Mrs. Ayres, a faded beauty, and tone-perfect symbol of the post-war (II) end-of-an-era England, troops up to the attic, determined to prove to the silly women that it's all stuff and nonsense. A creeping unease is replaced by frank terror when she is not only locked in the nursery by an unseen hand, but when she sees - peeping through the keyhole - a flitting shadow dashing back and forth past the door. Worse, the tapping footsteps the shadow makes finally stop outside the door, and whatever-it-is begins to press upon the door, bending it inward, seeking a way in.

As in The Haunting of Hill House, this scene emphasizes isolation, the fear of the unknown and barely seen, and the victim's uncertainty if these events are real, or worse, only in her imagination.

The story is told from the point of view of Dr. Faraday, a middle-aged, slightly priggish, and more than slightly sexually repressed small-town physician who, in a half curious, half star-struck way, befriends the Ayres family, and entangles himself in their fate and fortunes, clinging perhaps more stubbornly than the family members themselves to the tattered remnants of their once noble past.

Everything about the Ayres family signals decay: Mrs. Ayres' faded beauty; daughter Caroline's stolid, peasantlike demeanor and behavior; son Roderick's (yes, a bow to Poe's The Fall of the House of Usher) descent into madness - even the house itself breathes a fetid air of damp, mold, disuse and rot.

If Shirley Jackson's Hill House was dry, dusty, cobwebby and malign, The Hundreds (the name of the Ayres family seat) is wet, moldering, crumbling and forlorn.

What is frightening about The Hundreds is not so much the house itself - though the pervasive heaviness, and writer's skill in creating an atmosphere almost too humid to breathe rivals Jackson at every turn - but rather what may or may not be scampering about in it.
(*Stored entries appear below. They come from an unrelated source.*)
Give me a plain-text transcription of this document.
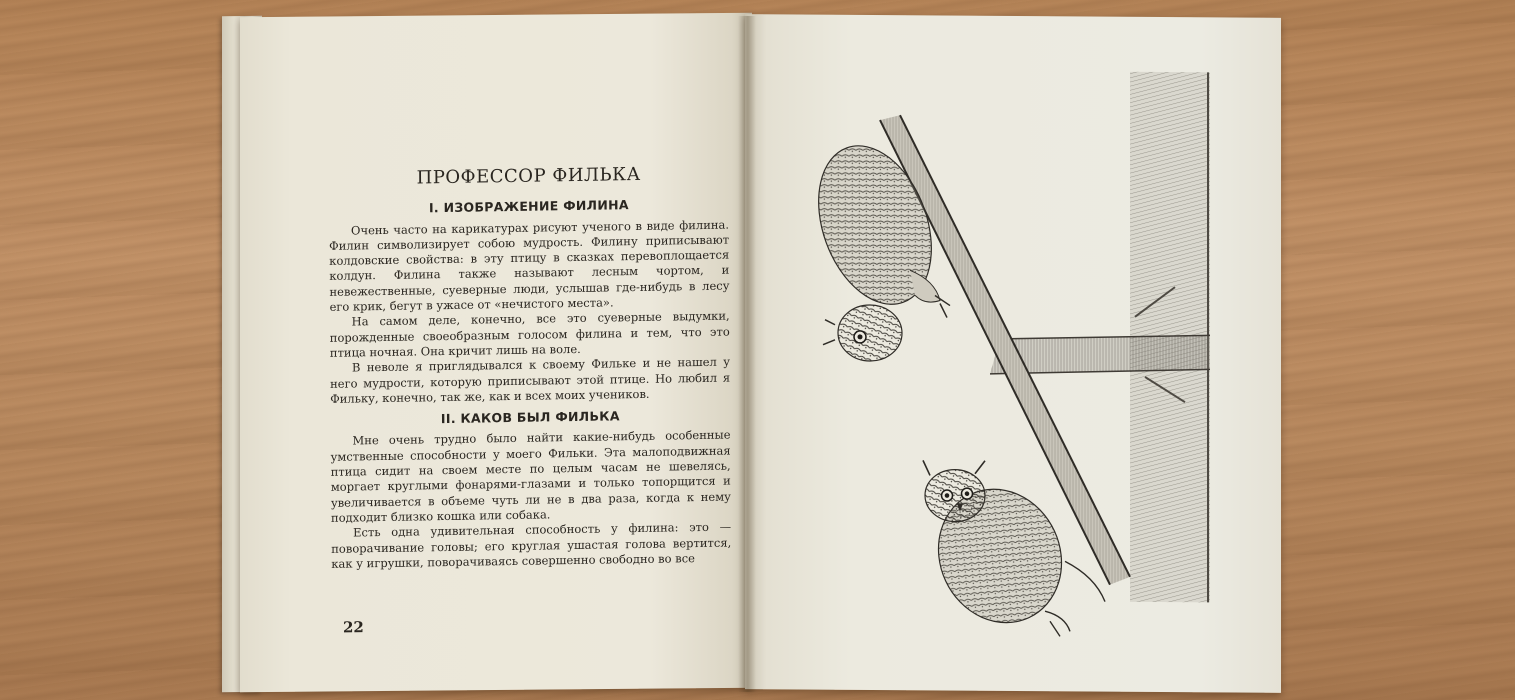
ПРОФЕССОР ФИЛЬКА
I. ИЗОБРАЖЕНИЕ ФИЛИНА

Очень часто на карикатурах рисуют ученого в виде филина. Филин символизирует собою мудрость. Филину приписывают колдовские свойства: в эту птицу в сказках перевоплощается колдун. Филина также называют лесным чортом, и невежественные, суеверные люди, услышав где-нибудь в лесу его крик, бегут в ужасе от «нечистого места».

На самом деле, конечно, все это суеверные выдумки, порожденные своеобразным голосом филина и тем, что это птица ночная. Она кричит лишь на воле.

В неволе я приглядывался к своему Фильке и не нашел у него мудрости, которую приписывают этой птице. Но любил я Фильку, конечно, так же, как и всех моих учеников.

II. КАКОВ БЫЛ ФИЛЬКА

Мне очень трудно было найти какие-нибудь особенные умственные способности у моего Фильки. Эта малоподвижная птица сидит на своем месте по целым часам не шевелясь, моргает круглыми фонарями-глазами и только топорщится и увеличивается в объеме чуть ли не в два раза, когда к нему подходит близко кошка или собака.

Есть одна удивительная способность у филина: это — поворачивание головы; его круглая ушастая голова вертится, как у игрушки, поворачиваясь совершенно свободно во все

22
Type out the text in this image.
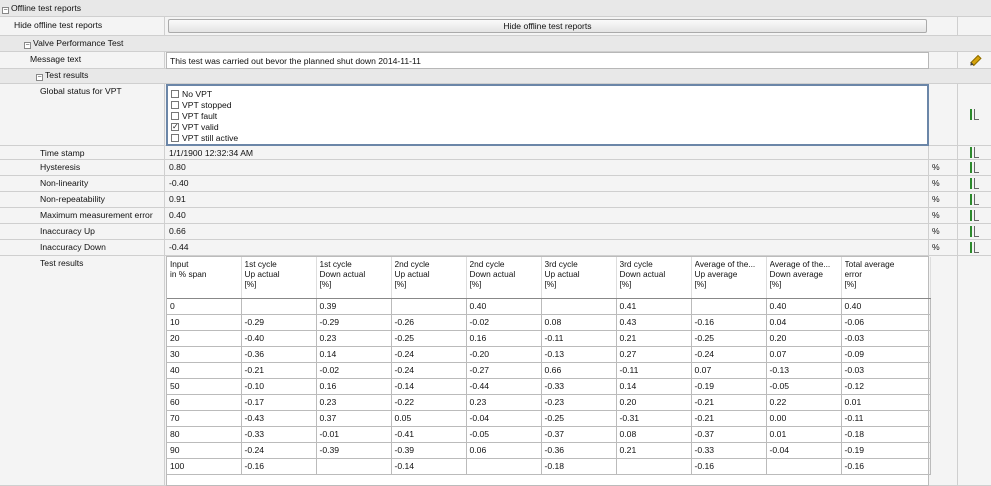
− Offline test reports
Hide offline test reports	Hide offline test reports
− Valve Performance Test
Message text	This test was carried out bevor the planned shut down 2014-11-11
− Test results
Global status for VPT	No VPT
VPT stopped
VPT fault
✓ VPT valid
VPT still active
Time stamp	1/1/1900 12:32:34 AM
Hysteresis	0.80	%
Non-linearity	-0.40	%
Non-repeatability	0.91	%
Maximum measurement error	0.40	%
Inaccuracy Up	0.66	%
Inaccuracy Down	-0.44	%
Test results	Input
in % span	1st cycle
Up actual
[%]	1st cycle
Down actual
[%]	2nd cycle
Up actual
[%]	2nd cycle
Down actual
[%]	3rd cycle
Up actual
[%]	3rd cycle
Down actual
[%]	Average of the...
Up average
[%]	Average of the...
Down average
[%]	Total average
error
[%]

0		0.39		0.40		0.41		0.40	0.40
10	-0.29	-0.29	-0.26	-0.02	0.08	0.43	-0.16	0.04	-0.06
20	-0.40	0.23	-0.25	0.16	-0.11	0.21	-0.25	0.20	-0.03
30	-0.36	0.14	-0.24	-0.20	-0.13	0.27	-0.24	0.07	-0.09
40	-0.21	-0.02	-0.24	-0.27	0.66	-0.11	0.07	-0.13	-0.03
50	-0.10	0.16	-0.14	-0.44	-0.33	0.14	-0.19	-0.05	-0.12
60	-0.17	0.23	-0.22	0.23	-0.23	0.20	-0.21	0.22	0.01
70	-0.43	0.37	0.05	-0.04	-0.25	-0.31	-0.21	0.00	-0.11
80	-0.33	-0.01	-0.41	-0.05	-0.37	0.08	-0.37	0.01	-0.18
90	-0.24	-0.39	-0.39	0.06	-0.36	0.21	-0.33	-0.04	-0.19
100	-0.16		-0.14		-0.18		-0.16		-0.16
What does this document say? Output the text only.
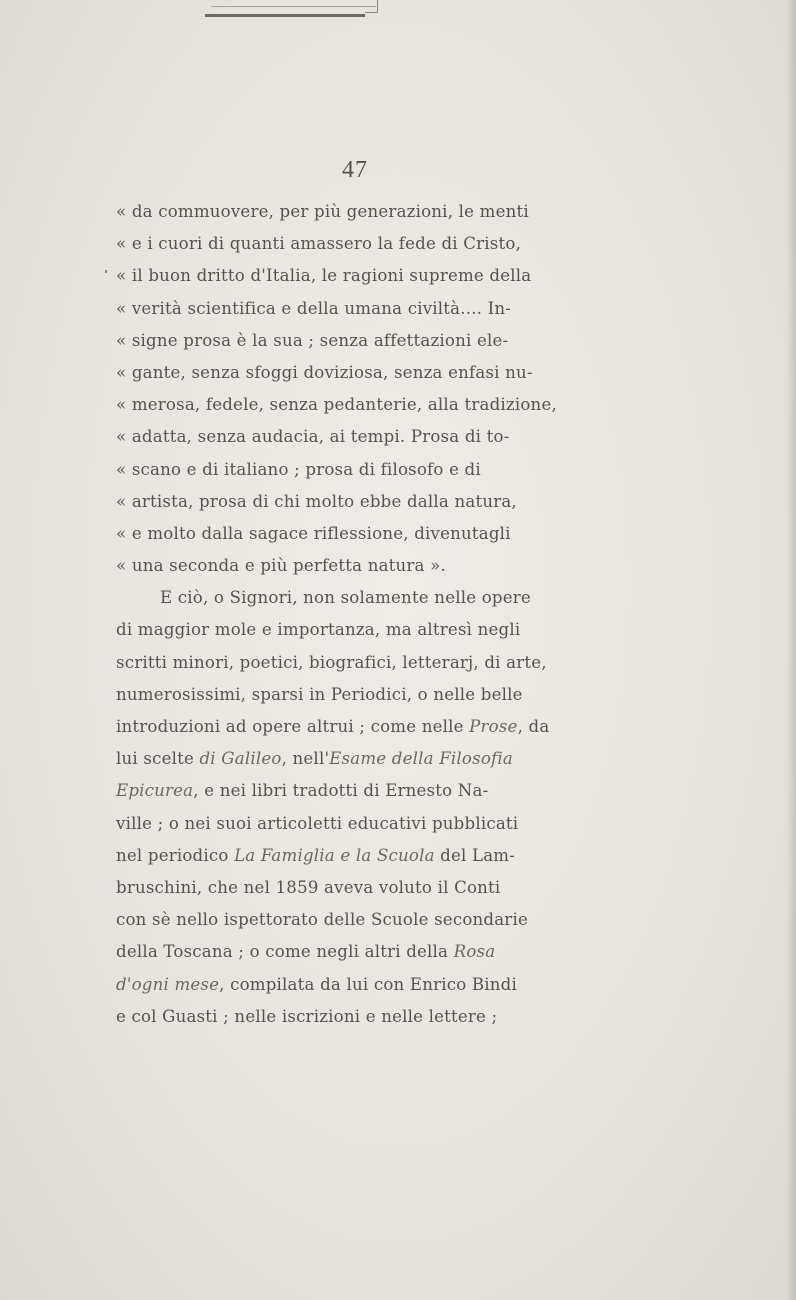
47
« da commuovere, per più generazioni, le menti
« e i cuori di quanti amassero la fede di Cristo,
« il buon dritto d'Italia, le ragioni supreme della
« verità scientifica e della umana civiltà.... In-
« signe prosa è la sua ; senza affettazioni ele-
« gante, senza sfoggi doviziosa, senza enfasi nu-
« merosa, fedele, senza pedanterie, alla tradizione,
« adatta, senza audacia, ai tempi. Prosa di to-
« scano e di italiano ; prosa di filosofo e di
« artista, prosa di chi molto ebbe dalla natura,
« e molto dalla sagace riflessione, divenutagli
« una seconda e più perfetta natura ».
E ciò, o Signori, non solamente nelle opere
di maggior mole e importanza, ma altresì negli
scritti minori, poetici, biografici, letterarj, di arte,
numerosissimi, sparsi in Periodici, o nelle belle
introduzioni ad opere altrui ; come nelle Prose, da
lui scelte di Galileo, nell'Esame della Filosofia
Epicurea, e nei libri tradotti di Ernesto Na-
ville ; o nei suoi articoletti educativi pubblicati
nel periodico La Famiglia e la Scuola del Lam-
bruschini, che nel 1859 aveva voluto il Conti
con sè nello ispettorato delle Scuole secondarie
della Toscana ; o come negli altri della Rosa
d'ogni mese, compilata da lui con Enrico Bindi
e col Guasti ; nelle iscrizioni e nelle lettere ;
It all starts innocently enough: a dinner party deteriorates into a neighborhood skirmish as the bumbling old never-harm-a-fly family dog uncharacteristically attacks a visiting child. Soon after, strange, eel-like little Ss are found etched into hidden spots on the walls - along with small marks in improbable places that look for all the world like burn marks. Add to that a sudden, terrifying blaze that starts almost spontaneously in Roderick's room, and the stage is set for what proves to be a chilling ghost story of modest but maddening proportions.

Dr. Faraday is the perfect narrator - a man of science who pshaws his way through strange event after strange event, but brings his own twin demons of personal ordinariness and sexual repression to bear - making us wonder if the whole story doesn't take place in his head, rather than in the house.

While the story never reaches the point of "I can't put my foot over the side of the bed I'm so scared" proportions, it will keep you turning pages well past lights out, and will likely haunt your dreams for weeks to come.

Comments

Emily said…
Ooh, I really want to read this. I love Sarah Waters, and a good ghost story is always appealing. Thanks for the intriguing review!
Diane said…
I really like Sarah Waters. I have to read this one sometime. Thanks for the review.